Le tinte notturne della suite e l’uso di sintetizzatori eterei si spiegano arrivando al secondo movimento, “An Hour Before It’s Dark”, due minuti di poesia e perfetta sinergia tra musica e parole (rimandiamo alla citazione messa in apertura di recensione). “Every Call” inizia riprendendo il primo verso del precedente segmento («These are the days that will flash before our eyes at the end») ma ritorna anche il diamante di Sierra Leone che qui acquista ulteriore carica simbolica andando a legarsi al tema del luxury. Sembrerebbe tutto finito, invece il disco cala il sipario nel migliore modo possibile, con un momento degno del miglior Vangelis e lascia emozionati. Ascoltare “Angels on Earth” è un’esperienza che ha del mistico: il mantra “The angels in this world are not in the walls of churches” è ipnotico e spalanca scenari spirituali da brividi. Viene in mente la donna angelo stilnovista, in un tripudio di armonie delicate, opera dei sintetizzatori, su cui s’innestano le note di chitarra di Rothery sempre bravo a centellinare il suo apporto solistico. La presenza di cori rende il tutto ancora più coinvolgente, difficile trattenere le lacrime. Purtroppo anche “Angels on Earth” ha un termine e così finisce l’ascolto di An Hour before the dark. Siamo visibilmente soddisfatti, la catarsi è avvenuta immancabile.
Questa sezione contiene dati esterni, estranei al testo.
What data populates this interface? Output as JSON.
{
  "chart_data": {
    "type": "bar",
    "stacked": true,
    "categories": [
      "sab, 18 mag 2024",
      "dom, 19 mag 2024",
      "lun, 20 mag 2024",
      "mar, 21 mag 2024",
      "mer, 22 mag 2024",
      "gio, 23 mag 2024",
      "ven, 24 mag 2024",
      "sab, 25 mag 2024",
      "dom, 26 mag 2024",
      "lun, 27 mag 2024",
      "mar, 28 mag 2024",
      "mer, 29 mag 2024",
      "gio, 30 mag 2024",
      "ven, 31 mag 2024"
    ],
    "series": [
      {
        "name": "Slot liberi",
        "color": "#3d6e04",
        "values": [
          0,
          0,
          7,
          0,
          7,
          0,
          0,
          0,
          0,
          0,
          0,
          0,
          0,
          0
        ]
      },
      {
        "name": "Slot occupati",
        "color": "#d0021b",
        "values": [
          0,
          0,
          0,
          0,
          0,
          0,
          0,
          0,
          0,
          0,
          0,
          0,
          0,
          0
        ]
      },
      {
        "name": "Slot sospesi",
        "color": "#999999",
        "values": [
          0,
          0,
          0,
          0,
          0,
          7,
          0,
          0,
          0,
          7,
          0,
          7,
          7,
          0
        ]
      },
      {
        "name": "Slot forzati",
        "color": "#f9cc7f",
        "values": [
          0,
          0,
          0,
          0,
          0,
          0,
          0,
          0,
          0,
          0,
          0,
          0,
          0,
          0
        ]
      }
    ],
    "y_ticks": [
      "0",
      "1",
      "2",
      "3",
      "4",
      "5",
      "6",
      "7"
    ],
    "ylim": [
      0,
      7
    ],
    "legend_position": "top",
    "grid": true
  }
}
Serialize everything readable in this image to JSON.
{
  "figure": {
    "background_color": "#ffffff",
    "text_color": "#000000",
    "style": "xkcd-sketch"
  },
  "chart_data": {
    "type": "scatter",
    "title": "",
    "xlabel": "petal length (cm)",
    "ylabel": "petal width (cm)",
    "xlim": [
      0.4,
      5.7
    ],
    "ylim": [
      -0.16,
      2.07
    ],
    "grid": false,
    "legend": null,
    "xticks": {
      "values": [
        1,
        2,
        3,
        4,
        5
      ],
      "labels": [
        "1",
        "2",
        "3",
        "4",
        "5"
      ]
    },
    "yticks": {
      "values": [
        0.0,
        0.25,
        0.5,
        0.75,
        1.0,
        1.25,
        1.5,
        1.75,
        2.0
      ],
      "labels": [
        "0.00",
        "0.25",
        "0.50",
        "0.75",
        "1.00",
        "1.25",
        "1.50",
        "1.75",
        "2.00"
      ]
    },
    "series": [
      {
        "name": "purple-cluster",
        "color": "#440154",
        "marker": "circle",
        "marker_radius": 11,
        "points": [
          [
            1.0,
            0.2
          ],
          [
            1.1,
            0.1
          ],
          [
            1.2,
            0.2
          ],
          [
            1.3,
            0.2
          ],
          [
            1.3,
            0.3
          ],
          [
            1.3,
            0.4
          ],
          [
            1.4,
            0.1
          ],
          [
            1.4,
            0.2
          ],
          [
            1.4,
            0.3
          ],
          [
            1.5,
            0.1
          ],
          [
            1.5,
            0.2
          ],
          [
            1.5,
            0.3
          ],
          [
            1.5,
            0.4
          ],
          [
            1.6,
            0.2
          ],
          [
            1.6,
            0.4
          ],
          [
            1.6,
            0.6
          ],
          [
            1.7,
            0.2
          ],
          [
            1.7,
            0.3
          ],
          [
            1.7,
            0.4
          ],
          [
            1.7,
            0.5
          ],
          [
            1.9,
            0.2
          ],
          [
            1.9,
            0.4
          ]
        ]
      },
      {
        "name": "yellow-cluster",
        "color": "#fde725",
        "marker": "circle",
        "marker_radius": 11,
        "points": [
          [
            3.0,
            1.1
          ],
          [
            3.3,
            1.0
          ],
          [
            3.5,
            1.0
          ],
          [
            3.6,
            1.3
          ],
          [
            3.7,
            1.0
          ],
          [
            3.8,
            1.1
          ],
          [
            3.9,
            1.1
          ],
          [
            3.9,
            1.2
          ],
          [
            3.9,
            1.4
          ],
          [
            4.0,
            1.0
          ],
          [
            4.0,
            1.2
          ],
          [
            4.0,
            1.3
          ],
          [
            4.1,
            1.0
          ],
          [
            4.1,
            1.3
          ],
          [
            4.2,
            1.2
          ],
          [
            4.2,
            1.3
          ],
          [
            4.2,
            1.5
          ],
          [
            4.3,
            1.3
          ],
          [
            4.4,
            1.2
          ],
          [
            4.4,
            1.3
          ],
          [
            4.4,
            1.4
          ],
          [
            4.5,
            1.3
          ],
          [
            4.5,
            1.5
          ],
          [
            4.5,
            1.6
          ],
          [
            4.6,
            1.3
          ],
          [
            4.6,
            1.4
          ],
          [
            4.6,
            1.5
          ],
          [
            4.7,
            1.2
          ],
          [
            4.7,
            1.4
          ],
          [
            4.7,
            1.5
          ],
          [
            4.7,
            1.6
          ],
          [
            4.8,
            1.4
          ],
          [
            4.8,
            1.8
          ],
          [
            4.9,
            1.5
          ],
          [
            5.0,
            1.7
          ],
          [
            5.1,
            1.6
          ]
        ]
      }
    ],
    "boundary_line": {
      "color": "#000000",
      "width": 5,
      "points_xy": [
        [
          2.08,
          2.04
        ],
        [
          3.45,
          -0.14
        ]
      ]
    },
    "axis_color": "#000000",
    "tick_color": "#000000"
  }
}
Tra le cose per cui val la pena vivere, oltre alle sinfonie di Mozart, la musica di Louis Armstrong, i film svedesi, l’opera di Flaubert e le mele di Cézanne, possiamo a ragione invludere anche la musica dei Marillion, un toccasana per l’anima. Gli va dato merito: quando la tecnica non è tutto e si punta dritti al cuore, i risultati sono magnifici. Lunga vita alla band inglese, aspettiamo da loro altre perle… o forse è meglio dire diamanti.